Prince Abdulaziz said one of the reasons for the delay was the difficulties for independent advisers to assess Russian data amid Western sanctions on Moscow over the war against Ukraine.
Sunday’s meetings lasted less than four hours – relatively short for such a complex deal.
OPEC+ sources said Prince Abdulaziz, the most influential minister in the OPEC group, spent days preparing the deal behind the scenes.
He invited a number of key ministers – especially those who contributed to the voluntary cuts – to the Saudi capital Riyadh on Sunday, despite the meetings being largely scheduled online.

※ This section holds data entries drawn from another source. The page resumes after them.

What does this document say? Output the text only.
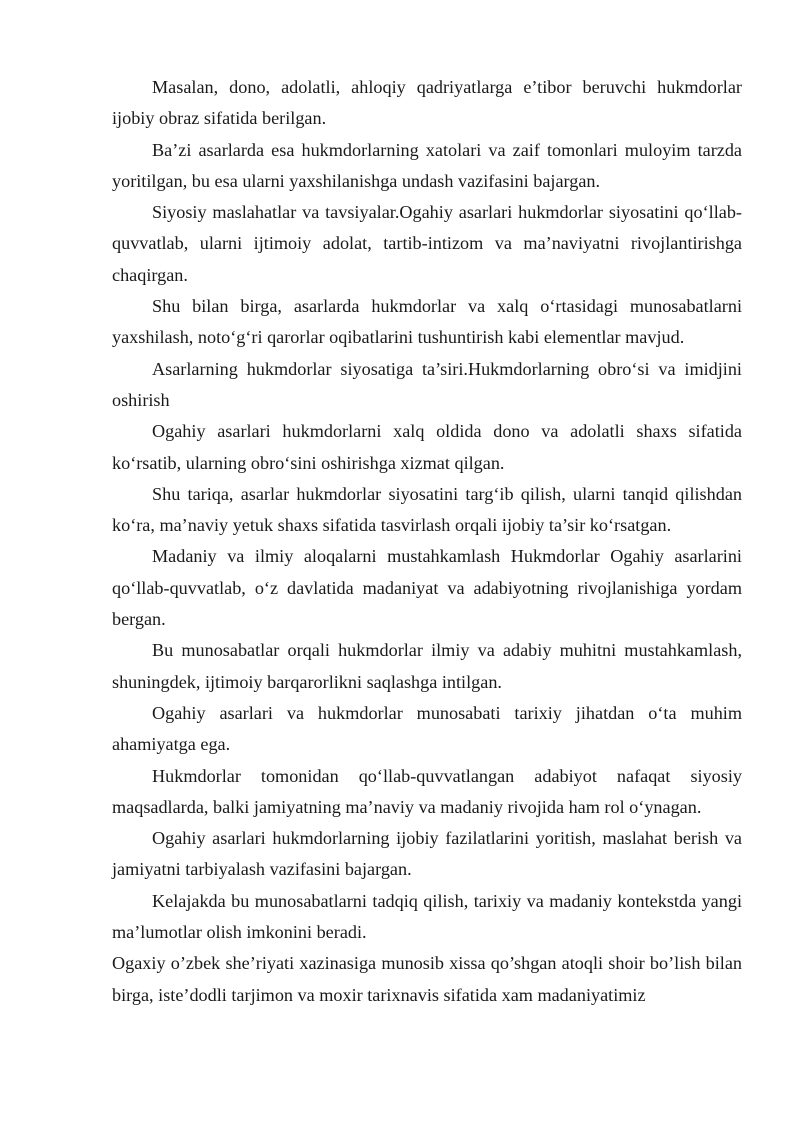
Masalan, dono, adolatli, ahloqiy qadriyatlarga e’tibor beruvchi hukmdorlar ijobiy obraz sifatida berilgan.

Ba’zi asarlarda esa hukmdorlarning xatolari va zaif tomonlari muloyim tarzda yoritilgan, bu esa ularni yaxshilanishga undash vazifasini bajargan.

Siyosiy maslahatlar va tavsiyalar.Ogahiy asarlari hukmdorlar siyosatini qo‘llab-quvvatlab, ularni ijtimoiy adolat, tartib-intizom va ma’naviyatni rivojlantirishga chaqirgan.

Shu bilan birga, asarlarda hukmdorlar va xalq o‘rtasidagi munosabatlarni yaxshilash, noto‘g‘ri qarorlar oqibatlarini tushuntirish kabi elementlar mavjud.

Asarlarning hukmdorlar siyosatiga ta’siri.Hukmdorlarning obro‘si va imidjini oshirish

Ogahiy asarlari hukmdorlarni xalq oldida dono va adolatli shaxs sifatida ko‘rsatib, ularning obro‘sini oshirishga xizmat qilgan.

Shu tariqa, asarlar hukmdorlar siyosatini targ‘ib qilish, ularni tanqid qilishdan ko‘ra, ma’naviy yetuk shaxs sifatida tasvirlash orqali ijobiy ta’sir ko‘rsatgan.

Madaniy va ilmiy aloqalarni mustahkamlash Hukmdorlar Ogahiy asarlarini qo‘llab-quvvatlab, o‘z davlatida madaniyat va adabiyotning rivojlanishiga yordam bergan.

Bu munosabatlar orqali hukmdorlar ilmiy va adabiy muhitni mustahkamlash, shuningdek, ijtimoiy barqarorlikni saqlashga intilgan.

Ogahiy asarlari va hukmdorlar munosabati tarixiy jihatdan o‘ta muhim ahamiyatga ega.

Hukmdorlar tomonidan qo‘llab-quvvatlangan adabiyot nafaqat siyosiy maqsadlarda, balki jamiyatning ma’naviy va madaniy rivojida ham rol o‘ynagan.

Ogahiy asarlari hukmdorlarning ijobiy fazilatlarini yoritish, maslahat berish va jamiyatni tarbiyalash vazifasini bajargan.

Kelajakda bu munosabatlarni tadqiq qilish, tarixiy va madaniy kontekstda yangi ma’lumotlar olish imkonini beradi.

Ogaxiy o’zbek she’riyati xazinasiga munosib xissa qo’shgan atoqli shoir bo’lish bilan birga, iste’dodli tarjimon va moxir tarixnavis sifatida xam madaniyatimiz
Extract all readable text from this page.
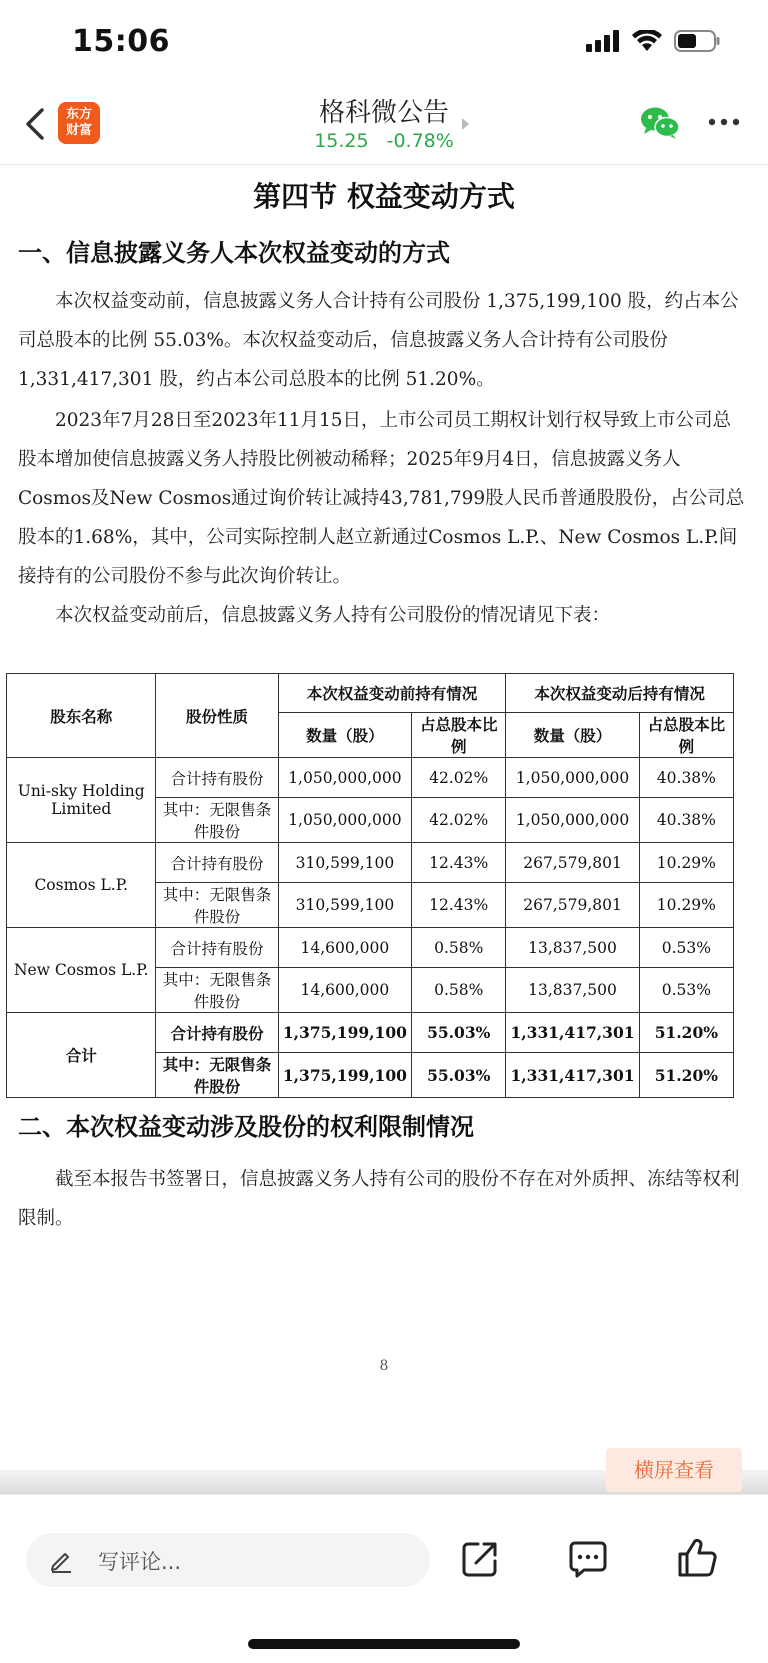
15:06
东方
财富
格科微公告
15.25 -0.78%
第四节 权益变动方式
一、信息披露义务人本次权益变动的方式
本次权益变动前，信息披露义务人合计持有公司股份 1,375,199,100 股，约占本公司总股本的比例 55.03%。本次权益变动后，信息披露义务人合计持有公司股份 1,331,417,301 股，约占本公司总股本的比例 51.20%。
2023年7月28日至2023年11月15日，上市公司员工期权计划行权导致上市公司总股本增加使信息披露义务人持股比例被动稀释；2025年9月4日，信息披露义务人Cosmos及New Cosmos通过询价转让减持43,781,799股人民币普通股股份，占公司总股本的1.68%，其中，公司实际控制人赵立新通过Cosmos L.P.、New Cosmos L.P.间接持有的公司股份不参与此次询价转让。
本次权益变动前后，信息披露义务人持有公司股份的情况请见下表：
股东名称	股份性质	本次权益变动前持有情况		本次权益变动后持有情况	
		数量（股）	占总股本比例	数量（股）	占总股本比例
Uni-sky Holding Limited	合计持有股份	1,050,000,000	42.02%	1,050,000,000	40.38%
	其中：无限售条件股份	1,050,000,000	42.02%	1,050,000,000	40.38%
Cosmos L.P.	合计持有股份	310,599,100	12.43%	267,579,801	10.29%
	其中：无限售条件股份	310,599,100	12.43%	267,579,801	10.29%
New Cosmos L.P.	合计持有股份	14,600,000	0.58%	13,837,500	0.53%
	其中：无限售条件股份	14,600,000	0.58%	13,837,500	0.53%
合计	合计持有股份	1,375,199,100	55.03%	1,331,417,301	51.20%
	其中：无限售条件股份	1,375,199,100	55.03%	1,331,417,301	51.20%
二、本次权益变动涉及股份的权利限制情况
截至本报告书签署日，信息披露义务人持有公司的股份不存在对外质押、冻结等权利限制。
8
横屏查看
写评论...
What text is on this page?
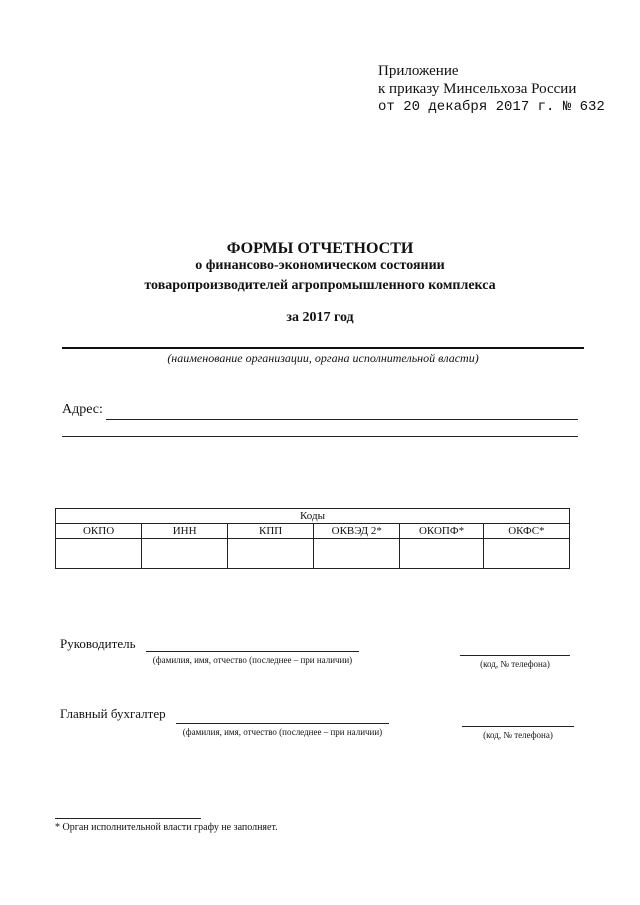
Приложение
к приказу Минсельхоза России
от 20 декабря 2017 г. № 632
ФОРМЫ ОТЧЕТНОСТИ
о финансово-экономическом состоянии
товаропроизводителей агропромышленного комплекса
за 2017 год
(наименование организации, органа исполнительной власти)
Адрес:
Коды					
ОКПО	ИНН	КПП	ОКВЭД 2*	ОКОПФ*	ОКФС*

Руководитель
(фамилия, имя, отчество (последнее – при наличии)	(код, № телефона)
Главный бухгалтер
(фамилия, имя, отчество (последнее – при наличии)	(код, № телефона)
* Орган исполнительной власти графу не заполняет.
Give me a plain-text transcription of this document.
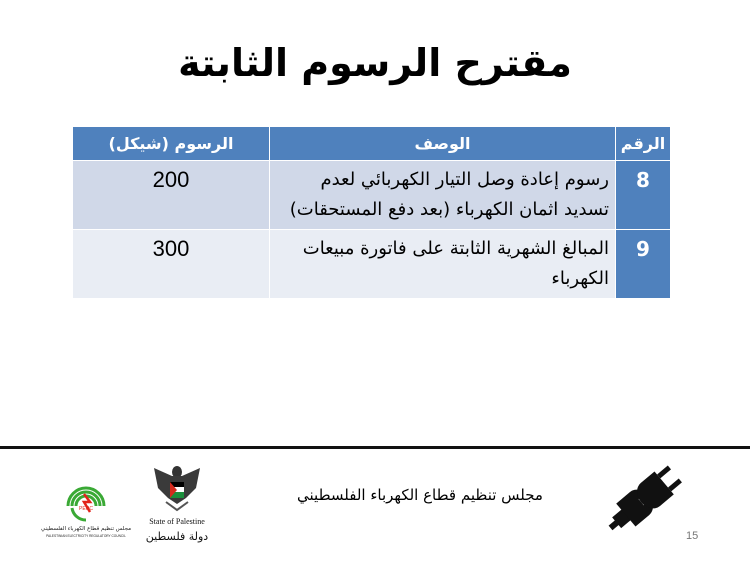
مقترح الرسوم الثابتة
الرقم	الوصف	الرسوم (شيكل)
8	رسوم إعادة وصل التيار الكهربائي لعدم تسديد اثمان الكهرباء (بعد دفع المستحقات)	200
9	المبالغ الشهرية الثابتة على فاتورة مبيعات الكهرباء	300
PERC
مجلس تنظيم قطاع الكهرباء الفلسطيني
PALESTINIAN ELECTRICITY REGULATORY COUNCIL
State of Palestine
دولة فلسطين
مجلس تنظيم قطاع الكهرباء الفلسطيني
15
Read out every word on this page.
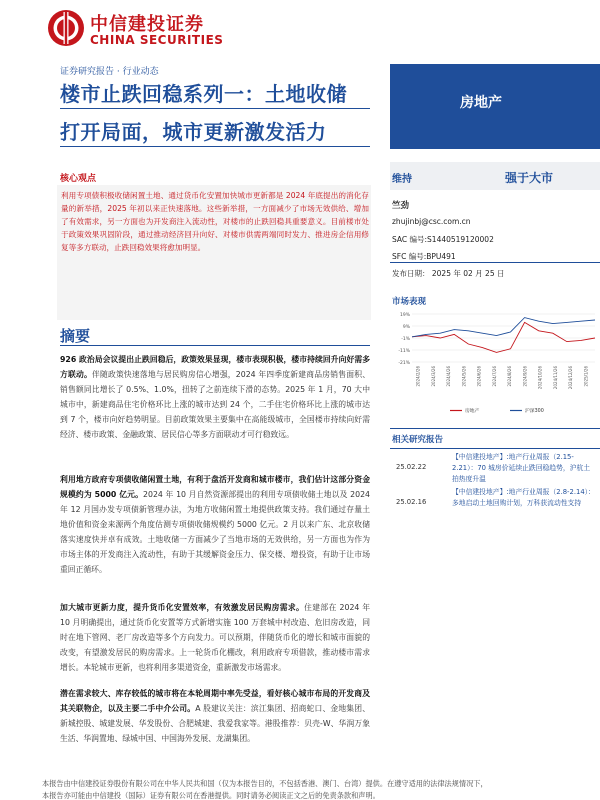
中信建投证券
CHINA SECURITIES
证券研究报告 · 行业动态
楼市止跌回稳系列一：土地收储
打开局面，城市更新激发活力
房地产
核心观点
利用专项债积极收储闲置土地、通过货币化安置加快城市更新都是 2024 年底提出的消化存量的新举措，2025 年初以来正快速落地。这些新举措，一方面减少了市场无效供给、增加了有效需求，另一方面也为开发商注入流动性，对楼市的止跌回稳具重要意义。目前楼市处于政策效果巩固阶段，通过推动经济回升向好、对楼市供需两端同时发力、推进房企信用修复等多方联动，止跌回稳效果将愈加明显。
摘要
926 政治局会议提出止跌回稳后，政策效果显现，楼市表现积极，楼市持续回升向好需多方联动。伴随政策快速落地与居民购房信心增强，2024 年四季度新建商品房销售面积、销售额同比增长了 0.5%、1.0%，扭转了之前连续下滑的态势。2025 年 1 月，70 大中城市中，新建商品住宅价格环比上涨的城市达到 24 个，二手住宅价格环比上涨的城市达到 7 个，楼市向好趋势明显。目前政策效果主要集中在高能级城市，全国楼市持续向好需经济、楼市政策、金融政策、居民信心等多方面联动才可行稳致远。
利用地方政府专项债收储闲置土地，有利于盘活开发商和城市楼市，我们估计这部分资金规模约为 5000 亿元。2024 年 10 月自然资源部提出的利用专项债收储土地以及 2024 年 12 月国办发专项债新管理办法，为地方收储闲置土地提供政策支持。我们通过存量土地价值和资金来源两个角度估测专项债收储规模约 5000 亿元。2 月以来广东、北京收储落实速度快并卓有成效。土地收储一方面减少了当地市场的无效供给，另一方面也为作为市场主体的开发商注入流动性，有助于其缓解资金压力、保交楼、增投资，有助于让市场重回正循环。
加大城市更新力度，提升货币化安置效率，有效激发居民购房需求。住建部在 2024 年 10 月明确提出，通过货币化安置等方式新增实施 100 万套城中村改造、危旧房改造，同时在地下管网、老厂房改造等多个方向发力。可以预期，伴随货币化的增长和城市面貌的改变，有望激发居民的购房需求。上一轮货币化棚改，利用政府专项借款，推动楼市需求增长。本轮城市更新，也将利用多渠道资金，重新激发市场需求。
潜在需求较大、库存较低的城市将在本轮周期中率先受益，看好核心城市布局的开发商及其关联物企，以及主要二手中介公司。A 股建议关注：滨江集团、招商蛇口、金地集团、新城控股、城建发展、华发股份、合肥城建、我爱我家等。港股推荐：贝壳-W、华润万象生活、华润置地、绿城中国、中国海外发展、龙湖集团。
维持	强于大市
竺劲
zhujinbj@csc.com.cn
SAC 编号:S1440519120002
SFC 编号:BPU491
发布日期： 2025 年 02 月 25 日
市场表现
19%
9%
-1%
-11%
-21%
2024/2/26	2024/3/26	2024/4/26	2024/5/26	2024/6/26	2024/7/26	2024/8/26	2024/9/26	2024/10/26	2024/11/26	2024/12/26	2025/1/26
房地产	沪深300
相关研究报告
25.02.22
【中信建投地产】:地产行业周报（2.15-2.21）：70 城房价延续止跌回稳趋势，沪杭土拍热度升温
25.02.16
【中信建投地产】:地产行业周报（2.8-2.14）：多地启动土地回购计划，万科获流动性支持
本报告由中信建投证券股份有限公司在中华人民共和国（仅为本报告目的，不包括香港、澳门、台湾）提供。在遵守适用的法律法规情况下，
本报告亦可能由中信建投（国际）证券有限公司在香港提供。同时请务必阅读正文之后的免责条款和声明。
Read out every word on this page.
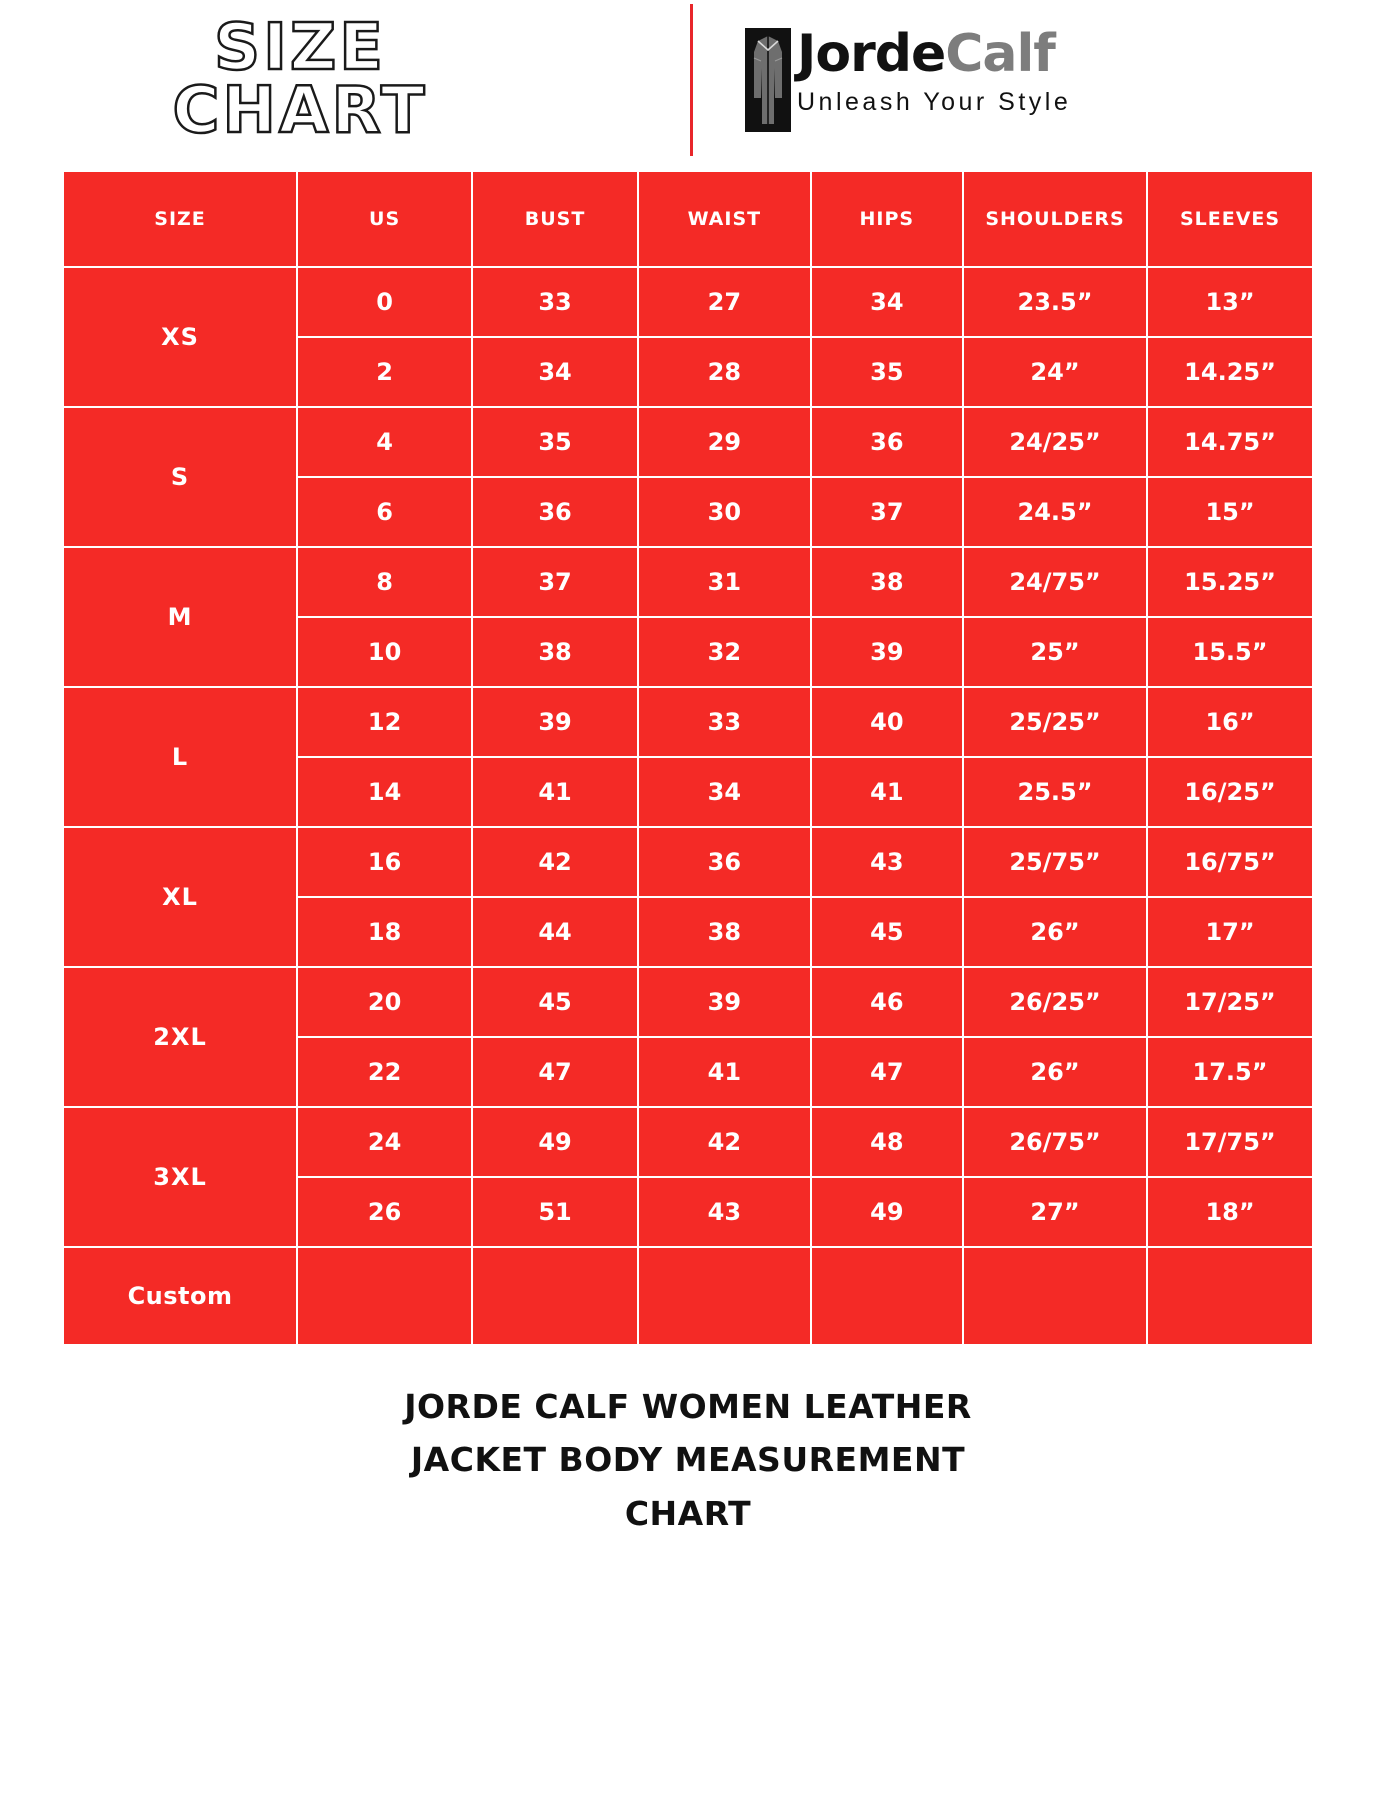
SIZE
CHART
JordeCalf
Unleash Your Style
SIZE	US	BUST	WAIST	HIPS	SHOULDERS	SLEEVES
XS	0	33	27	34	23.5”	13”
	2	34	28	35	24”	14.25”
S	4	35	29	36	24/25”	14.75”
	6	36	30	37	24.5”	15”
M	8	37	31	38	24/75”	15.25”
	10	38	32	39	25”	15.5”
L	12	39	33	40	25/25”	16”
	14	41	34	41	25.5”	16/25”
XL	16	42	36	43	25/75”	16/75”
	18	44	38	45	26”	17”
2XL	20	45	39	46	26/25”	17/25”
	22	47	41	47	26”	17.5”
3XL	24	49	42	48	26/75”	17/75”
	26	51	43	49	27”	18”
Custom						
JORDE CALF WOMEN LEATHER
JACKET BODY MEASUREMENT
CHART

The countries that have voluntarily reduced production are Algeria, Iraq, Kazakhstan, Kuwait, Oman, Russia, Saudi Arabia and the United Arab Emirates.
“It should be seen as a huge victory of solidarity for the group and Prince Abdulaziz,” Sen said. He added that the deal would allay fears that Saudi Arabia would add barrels due to Aramco’s (TADAWUL:) share listing.
Saudi Arabia’s government has filed papers to sell a new stake in state oil giant Aramco that could raise as much as $13.1 billion, a landmark deal to underpin Crown Prince Mohammed bin Salman’s plan to diversify the economy to help finance.
OPEC+ will hold its next meeting on December 1, 2024.